Just focusing on the cookies, never mind everything else.  If I eat a cookie (314 calories, 17 grams of fat and 39 grams of carbohydrates for the Doubletree or 230, 13, 26 in the Milanos) each night I’m on the road (4 nights a week), that’s 1,256 extra calories per week.  5,024 calories extra per month, and 60,288 calories each year that I travel.
On nothing but a cookie!!!!!!  …a cookie to which most people would say, “what’s the big deal?”
You can easily see the problem!  It’s a big friggin’ deal!!!!!
With an abundance mindset, I remind myself that I can have a cookie any time I want but not every time I want.
There will be another hotel and more cookies tomorrow.  I know that!  It’s still not easy and I’m not yet at a point where I can actually “trust” myself with the cookies so I’ve had to change my default behavior.  Now, when I check in and they start to hand me a cookie or ask if I want one, I have to say, “no thank you”.  Don’t even accept the cookie.

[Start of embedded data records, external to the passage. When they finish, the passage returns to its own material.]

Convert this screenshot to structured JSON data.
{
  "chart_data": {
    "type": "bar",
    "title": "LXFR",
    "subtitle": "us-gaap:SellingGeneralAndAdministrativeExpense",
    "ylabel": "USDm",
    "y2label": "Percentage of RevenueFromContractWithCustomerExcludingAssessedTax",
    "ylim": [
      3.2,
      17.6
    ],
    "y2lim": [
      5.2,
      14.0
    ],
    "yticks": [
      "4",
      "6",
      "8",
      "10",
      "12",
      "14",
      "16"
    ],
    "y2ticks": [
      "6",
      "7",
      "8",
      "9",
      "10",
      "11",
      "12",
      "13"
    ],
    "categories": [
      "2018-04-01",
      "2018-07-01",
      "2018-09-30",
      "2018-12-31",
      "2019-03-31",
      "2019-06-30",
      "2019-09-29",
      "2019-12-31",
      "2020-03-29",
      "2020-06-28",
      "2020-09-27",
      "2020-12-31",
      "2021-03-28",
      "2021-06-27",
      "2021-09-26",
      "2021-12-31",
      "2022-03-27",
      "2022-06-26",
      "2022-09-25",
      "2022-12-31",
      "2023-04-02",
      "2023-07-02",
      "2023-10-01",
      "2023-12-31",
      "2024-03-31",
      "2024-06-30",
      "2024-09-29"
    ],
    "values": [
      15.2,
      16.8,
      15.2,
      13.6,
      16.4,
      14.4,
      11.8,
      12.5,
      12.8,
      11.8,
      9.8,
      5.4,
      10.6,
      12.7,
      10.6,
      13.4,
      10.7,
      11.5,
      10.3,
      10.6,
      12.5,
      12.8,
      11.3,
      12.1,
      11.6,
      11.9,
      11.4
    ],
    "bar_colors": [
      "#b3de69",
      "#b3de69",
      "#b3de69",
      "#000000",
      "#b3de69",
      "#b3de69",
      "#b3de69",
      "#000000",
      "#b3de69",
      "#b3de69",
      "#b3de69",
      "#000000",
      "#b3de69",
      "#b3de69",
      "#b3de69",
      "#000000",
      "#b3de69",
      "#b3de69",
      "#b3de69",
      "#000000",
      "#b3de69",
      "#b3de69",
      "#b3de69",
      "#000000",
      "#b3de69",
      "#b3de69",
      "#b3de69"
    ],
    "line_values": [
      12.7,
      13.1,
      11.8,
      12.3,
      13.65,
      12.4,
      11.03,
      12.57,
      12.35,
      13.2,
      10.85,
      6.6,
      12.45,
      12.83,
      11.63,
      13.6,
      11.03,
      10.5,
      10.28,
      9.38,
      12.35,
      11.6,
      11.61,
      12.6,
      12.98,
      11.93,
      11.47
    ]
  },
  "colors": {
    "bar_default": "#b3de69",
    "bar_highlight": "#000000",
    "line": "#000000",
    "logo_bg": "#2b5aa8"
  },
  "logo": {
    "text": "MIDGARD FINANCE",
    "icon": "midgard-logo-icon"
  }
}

When I get to my room, I have to get rid of the Milano cookies and – I’m just going to be completely open and honest here – throwing them in the trash does NOT work.  I will, in a moment of weakness, dig that package out of the trash and eat them.  I’m not proud to say this but, the fact is, I’ve done it more than once.  So, now, I open the package and flush them down the toilet.  …as soon as I walk into the room.
The trigger is there.
My behavior has changed.
My reward has changed.  Now instead of feeling guilty; I feel empowered.  I make the choice to either eat or get rid of the cookies.  I’m not eating them out of habit.